By any definition, energy is used whenever work is performed by the body for any task, or reason. The action can be voluntary, such as walking, sitting, and working. It can also be involuntary, such as breathing, digestion, circulating the blood, maintaining muscle tone, transmitting nerve impulses, protecting our cells -- and our bodies -- from toxins and free-radical onslaught, or transporting nutrients across cell membranes.
How do you define energy?
That's the real question. Do you define it in terms of achieving your daily physical goals? In terms of how you feel after you run up the stairs to grab the phone? Or how you feel after racing to catch that bus? How about in terms of how you feel at work? After a long day at the office, or with the children? After cleaning the oven? After playing with your puppy?

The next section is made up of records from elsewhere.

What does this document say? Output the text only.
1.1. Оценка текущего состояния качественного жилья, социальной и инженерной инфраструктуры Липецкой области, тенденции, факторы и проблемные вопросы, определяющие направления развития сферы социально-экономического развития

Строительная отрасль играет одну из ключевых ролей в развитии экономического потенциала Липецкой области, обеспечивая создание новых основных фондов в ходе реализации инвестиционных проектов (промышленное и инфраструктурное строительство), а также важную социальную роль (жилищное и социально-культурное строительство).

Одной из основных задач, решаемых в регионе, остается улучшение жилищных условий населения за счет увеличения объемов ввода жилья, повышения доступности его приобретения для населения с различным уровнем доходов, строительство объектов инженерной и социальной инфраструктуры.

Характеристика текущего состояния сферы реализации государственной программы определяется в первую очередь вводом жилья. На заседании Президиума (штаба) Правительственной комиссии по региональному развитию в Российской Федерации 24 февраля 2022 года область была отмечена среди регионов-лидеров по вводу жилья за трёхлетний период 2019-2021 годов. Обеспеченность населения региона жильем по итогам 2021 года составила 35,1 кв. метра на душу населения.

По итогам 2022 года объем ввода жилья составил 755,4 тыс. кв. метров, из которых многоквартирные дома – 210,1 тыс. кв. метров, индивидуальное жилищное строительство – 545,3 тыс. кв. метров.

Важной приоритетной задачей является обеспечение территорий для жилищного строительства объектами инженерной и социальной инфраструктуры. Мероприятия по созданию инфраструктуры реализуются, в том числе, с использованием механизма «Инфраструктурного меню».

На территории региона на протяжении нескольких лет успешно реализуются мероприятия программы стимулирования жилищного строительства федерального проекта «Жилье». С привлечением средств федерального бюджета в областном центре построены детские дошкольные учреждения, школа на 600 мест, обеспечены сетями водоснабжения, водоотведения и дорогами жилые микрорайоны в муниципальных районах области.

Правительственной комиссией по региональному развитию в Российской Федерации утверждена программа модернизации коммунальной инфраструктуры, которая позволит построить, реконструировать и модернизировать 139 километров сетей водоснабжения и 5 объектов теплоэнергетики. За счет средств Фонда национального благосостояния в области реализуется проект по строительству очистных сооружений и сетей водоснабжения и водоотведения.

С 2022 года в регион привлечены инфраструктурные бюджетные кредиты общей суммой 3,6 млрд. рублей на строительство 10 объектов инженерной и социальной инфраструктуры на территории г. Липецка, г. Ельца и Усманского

These are examples of what energy is to most of us -- energy applied to our hour-to-hour activities and our day-to-day lives. Now, while exercising responsibly, and regularly, is crucial in helping us have more energy, without optimal nutrition, the marathon runner will crash-and-burn along with the "couch potato."
One way to approach nutritional delivery for maximal energy availability is through supplementation.
Some key energy supplements
Carnitine.
Recent books recommend taking carnitine for generating greater energy -- particularly Robert Crayhon's The Carnitine Miracle (1998).
According to Crayhon, "Carnitine is, without a doubt, the most important nutrient for increasing energy levels, naturally." L-carnitine, or 3-hydroxy-4-N-trimethyl-amino butyric acid, is related to choline and is a kissing cousin of the amino acids.
Initially, L-carnitine was given B-vitamin status because it contains nitrogen and is very soluble in water -- two tip-offs that something could be a "B." Like choline, taurine, and inositol, carnitine truly belongs to a group of food factors best described as "vitamin-like nutrients."
The primary function of carnitine in the body is to facilitate the burning of fats for energy. In addition to helping the heart, carnitine is popular with people who exercise -- even those who only exercise once a week. It enhances aerobic capacity and endurance (allowing us to exercise longer, and harder, with less fatigue).
L-carnitine also helps those who are trying to lose weight, those who are on low-carbohydrate diets, those who are strict vegans, those who are "always tired," those with chronic fatigue syndrome (CFS), and those with AIDS who are taking the drug AZT (idovudine) -- since AZT depletes carnitine levels, causing an energy crisis at the cellular level.
Many other supplements -- vitamins, minerals, and food sources -- can rev up a person's energy: CoQ10, NADH, alpha-lipoic acid and other antioxidants, B-complex vitamins, royal jelly, wheat germ, brewer's yeast, iron, magnesium, potassium, and malic acid.
CoQ10.
An essential part of mitochondria (the energy-producing units in cells), coenzyme Q10 (CoQ10) is another "vitamin-like" compound which, in activity, resembles that of vitamin E.
According to James F. Balch, M.D., and Phyllis A. Balch, C.N.C., in their 1997 book, Prescription for Nutritional Healing, CoQ10 "plays a critical role in the production of energy in every cell in the body. It boosts up the immune system, aids circulation, and increases the levels of oxygen in body tissues."
NADH.
Nicotinamide adenine dinucleotide H (high-energy hydrogen), or NADH, was first discovered in 1905, in yeast, and was originally called "cozymase" and, later, coenzyme 1.
In his 1998 book, NADH: The Energizing Coenzyme, Georg Birkmayer, M.D., Ph.D., explains that, when NADH reacts with oxygen in the body, a cascade of reactions yields water and energy. The energy is stored in the form of the chemical structure, adenosine triphosphate, or ATP.